Taking some of the leaves from a truffula tree, he can design a new garment called a Thneed that’s as universally useful as a ShamWow or a Schticky. Unfortunately, he makes the mistake of cutting down whole trees to get the fluffy leaves. This upsets the Lorax (Danny DeVito), a short, orange critter with a yellow mustache who tries to warn Once-ler about the consequences.

Understandably, the animals that live in the woods behave a lot like the minions in Despicable Me, which is good because they do a better job of filling the time than the uneven musical numbers do. That’s a shame because Helms, Efron and Swift can carry tunes nicely. As with Renaud’s previous movie, the 3-D is used subtly and without the urge to toss images into the viewers’ faces. There’s also a dead-on parody of beer commercials (that actually hypes O’Hare’s air) that demonstrates how easy it is to get suckered into buying products we neither need nor want.

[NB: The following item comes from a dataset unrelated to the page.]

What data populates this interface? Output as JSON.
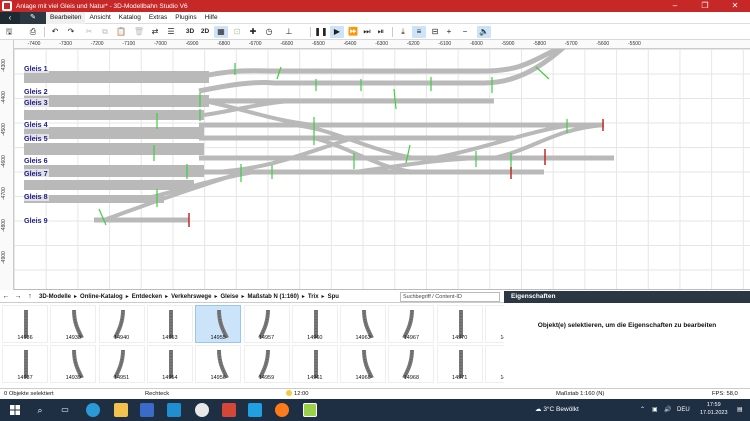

If Dr. Seuss’ The Lorax can’t quite master Geisel’s finesse, at least it was made with suitable reverence for the source material. Note that Ted and Audrey are named after the cartoonist and his second wife. Considering that this film comes from the same animation studio that brought us Hop last year, it’s nice to know that they now understand that good stories are more entertaining than bunnies with jelly bean droppings.